Spazio e luce al centro della mostra allestita negli spazi veneziani della galleria Alma Zevi: la fotografa Luisa Lambri e l’architetto Bijoy Jain (Studio Mumbai) interpretano, attraverso lavori inediti – tre fotografie e due sculture in foglia d’oro -, la loro relazione con la storia e la tradizione architettonica. Fino al 31 luglio 2021, il dialogo tra i due artisti e le loro opere sarà presente e vivo: i lavori, pur essendo realizzati autonomamente e individualmente, riflettono un comune interesse nella resa dello spazio, in costante mutamente grazie all’azione della luce, della linea e nell’utilizzo dell’oro.
“Fotografare gli interni per me è una pratica esistenziale, non solo la precisa riproduzione di un’edificio”. Le parole di Luisa Lambri risuonano come una dichiarazione di poetica: i suoi scatti presentano dettagli di un edificio in una composizione geometrica e sovraesposta, realizzati in analogico. La fotografia decontestualizza il dettaglio catturato: le immagini, scattate nel 2019 durante un sopralluogo nel Palazzo Querini Stampalia di Carlo Scarpa, non permettono di capire quale sia l’edificio o lo spazio rappresentato. Le composizioni, caratterizzate da linee ortogonali su cui si inseriscono inserti dorati, immergono l’osservatore in un’atmosfera intima e soggettiva: se, da un lato, l’immagine riflette l’interpretazione e la visione dello spazio di Lambri, dall’altro questa stessa visione cambia nel momento in cui l’osservatore posa lo sguardo sulla fotografia. Un processo creativo che traduce impressioni e sensazioni personali in riflessioni generali, legate al modo in cui lo spazio muta a partire dalla presenza umana – la percezione di un ambiente, infatti, risente delle esperienze e della sensibilità di ciascuno – e all’impatto che l’architetto ha nella progettazione di un edificio e, conseguentemente, del tessuto urbano.

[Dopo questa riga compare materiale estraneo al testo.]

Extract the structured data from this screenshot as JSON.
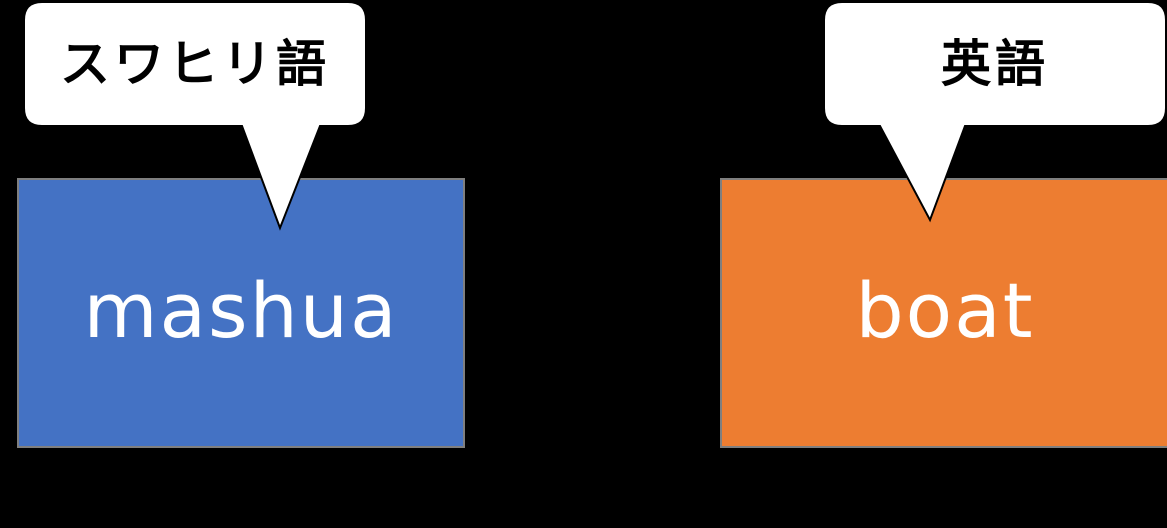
{
  "colors": {
    "background": "#000000",
    "left_box": "#4472c4",
    "right_box": "#ed7d31",
    "box_border": "#7f7f7f",
    "callout_fill": "#ffffff",
    "callout_stroke": "#000000",
    "word_text": "#ffffff",
    "label_text": "#000000"
  },
  "left": {
    "language_label": "スワヒリ語",
    "word": "mashua"
  },
  "right": {
    "language_label": "英語",
    "word": "boat"
  }
}
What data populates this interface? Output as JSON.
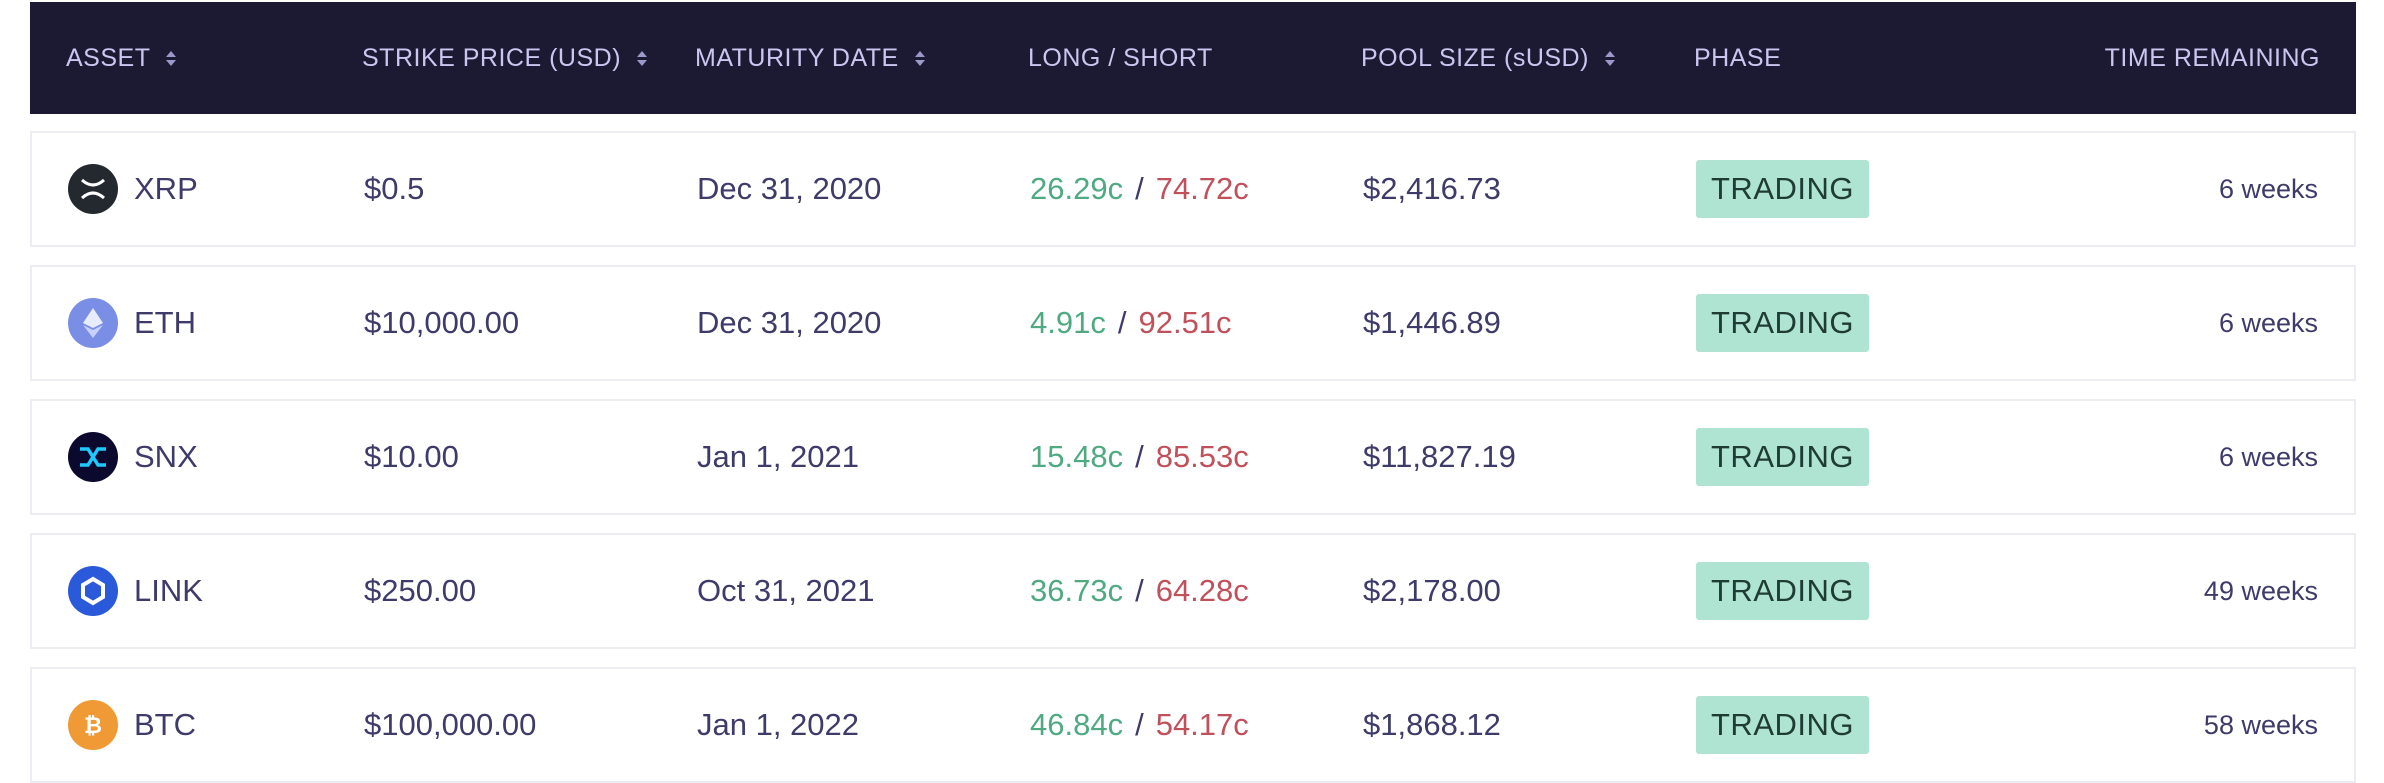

Le fotografie di Luisa Lambri si realizzano, spesso, all’interno di edifici progettati da architetti di grande fama – da Le Corbusier a Carlo Scarpa – di sesso maschile: attraverso una visione dell’ambiente soggettiva, Lambri rivendica la presenza del femminile e il cambiamento di prospettiva che lo sguardo e la progettualità delle donne può portare all’architettura.

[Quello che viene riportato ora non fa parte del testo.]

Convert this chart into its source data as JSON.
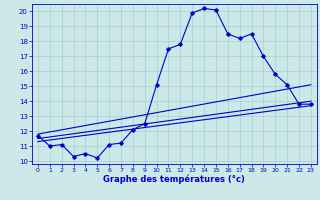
{
  "xlabel": "Graphe des températures (°c)",
  "xlim": [
    -0.5,
    23.5
  ],
  "ylim": [
    9.8,
    20.5
  ],
  "yticks": [
    10,
    11,
    12,
    13,
    14,
    15,
    16,
    17,
    18,
    19,
    20
  ],
  "xticks": [
    0,
    1,
    2,
    3,
    4,
    5,
    6,
    7,
    8,
    9,
    10,
    11,
    12,
    13,
    14,
    15,
    16,
    17,
    18,
    19,
    20,
    21,
    22,
    23
  ],
  "bg_color": "#cde8e8",
  "line_color": "#0000cc",
  "grid_color": "#aacece",
  "series_main": {
    "x": [
      0,
      1,
      2,
      3,
      4,
      5,
      6,
      7,
      8,
      9,
      10,
      11,
      12,
      13,
      14,
      15,
      16,
      17,
      18,
      19,
      20,
      21,
      22,
      23
    ],
    "y": [
      11.7,
      11.0,
      11.1,
      10.3,
      10.5,
      10.2,
      11.1,
      11.2,
      12.1,
      12.5,
      15.1,
      17.5,
      17.8,
      19.9,
      20.2,
      20.1,
      18.5,
      18.2,
      18.5,
      17.0,
      15.8,
      15.1,
      13.8,
      13.8
    ]
  },
  "series_trend": [
    {
      "x": [
        0,
        23
      ],
      "y": [
        11.8,
        15.1
      ]
    },
    {
      "x": [
        0,
        23
      ],
      "y": [
        11.5,
        14.0
      ]
    },
    {
      "x": [
        0,
        23
      ],
      "y": [
        11.3,
        13.7
      ]
    }
  ]
}
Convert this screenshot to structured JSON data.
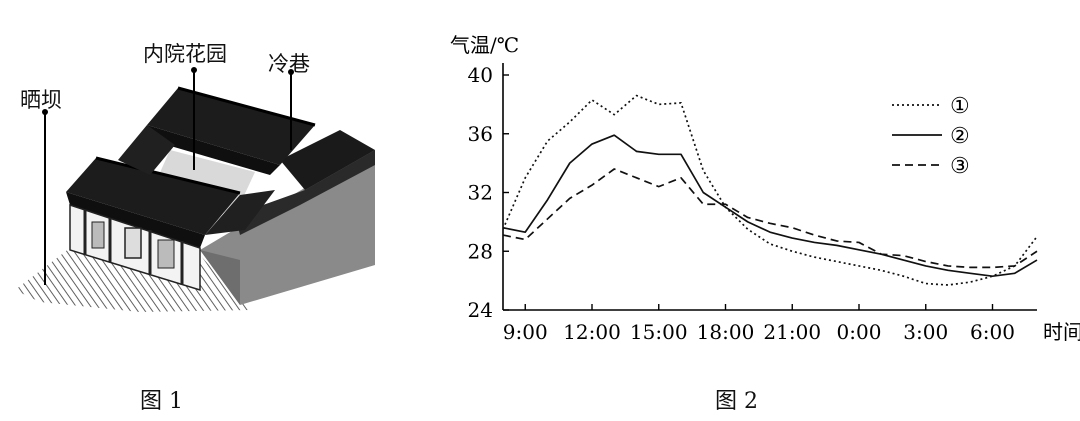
{
  "figure1": {
    "labels": {
      "garden": "内院花园",
      "alley": "冷巷",
      "yard": "晒坝"
    },
    "caption": "图 1"
  },
  "figure2": {
    "caption": "图 2"
  },
  "chart_data": {
    "type": "line",
    "ylabel": "气温/℃",
    "xlabel": "时间",
    "ylim": [
      24,
      40
    ],
    "yticks": [
      24,
      28,
      32,
      36,
      40
    ],
    "xtick_labels": [
      "9:00",
      "12:00",
      "15:00",
      "18:00",
      "21:00",
      "0:00",
      "3:00",
      "6:00"
    ],
    "x_hours_since_0800": [
      0,
      1,
      2,
      3,
      4,
      5,
      6,
      7,
      8,
      9,
      10,
      11,
      12,
      13,
      14,
      15,
      16,
      17,
      18,
      19,
      20,
      21,
      22,
      23,
      24
    ],
    "legend_position": "top-right",
    "series": [
      {
        "name": "①",
        "style": "dotted",
        "values": [
          29.5,
          33.0,
          35.5,
          36.8,
          38.3,
          37.3,
          38.6,
          38.0,
          38.1,
          33.5,
          31.0,
          29.5,
          28.5,
          28.0,
          27.6,
          27.3,
          27.0,
          26.7,
          26.3,
          25.8,
          25.7,
          25.9,
          26.3,
          27.0,
          29.0
        ]
      },
      {
        "name": "②",
        "style": "solid",
        "values": [
          29.6,
          29.3,
          31.5,
          34.0,
          35.3,
          35.9,
          34.8,
          34.6,
          34.6,
          32.0,
          31.0,
          30.0,
          29.3,
          28.9,
          28.6,
          28.4,
          28.1,
          27.8,
          27.4,
          27.0,
          26.7,
          26.5,
          26.3,
          26.5,
          27.4
        ]
      },
      {
        "name": "③",
        "style": "dashed",
        "values": [
          29.1,
          28.8,
          30.2,
          31.6,
          32.5,
          33.6,
          33.0,
          32.4,
          33.0,
          31.2,
          31.2,
          30.3,
          29.9,
          29.6,
          29.1,
          28.7,
          28.6,
          27.8,
          27.7,
          27.3,
          27.0,
          26.9,
          26.9,
          27.0,
          28.0
        ]
      }
    ]
  }
}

La reazione agli spazi è un aspetto fondamentale anche nella pratica di Jain che, per la mostra, realizza delle sculture totemiche in bambù e foglia d’oro. Liberamente ispirata a delle sculture utilizzate nelle processioni religiose in India, la struttura – verticale, preziosa e leggera – è visibile da tutti i lati e la sua percezione cambia a seconda dei raggi di luce che la colpiscono nei diversi momenti della giornata. Il totem, contraddistinto da una tessitura e intreccio dei fili di bambù a motivo geometrico, è frutto di un lavoro collettivo, momento di scambio di saperi e relazioni: il totem viene intrecciato e costruito da maestranze indiane e, successivamente, rivestito in foglia d’oro da artigiani veneziani. L’Oriente indiano e l’Occidente veneziano – frutto di una storia secolare di commerci e relazioni interculturali – convivono e si incontrano, rendendo l’esperienza artistica e dello spazio un momento di superamento dei limiti linguistici, geografici e culturali.
“Bisogna essere attenti all’ambiente, ai materiali e ai suoi abitanti. L’uomo nella natura, la natura nell’uomo”.
Luisa Lambri e Bijoy Jain / Studio Mumbai
ALMA ZEVI Venezia
Salizzada San Samuele, San Marco 3357, 30124 Venezia
Fino al 31 luglio 2021
Oltre alla bipersonale, fino al 31 luglio 2021 è allestita, in Salizzada Malipiero (San Marco 3208), la personale di Sofia Stevi, The Somnambulist.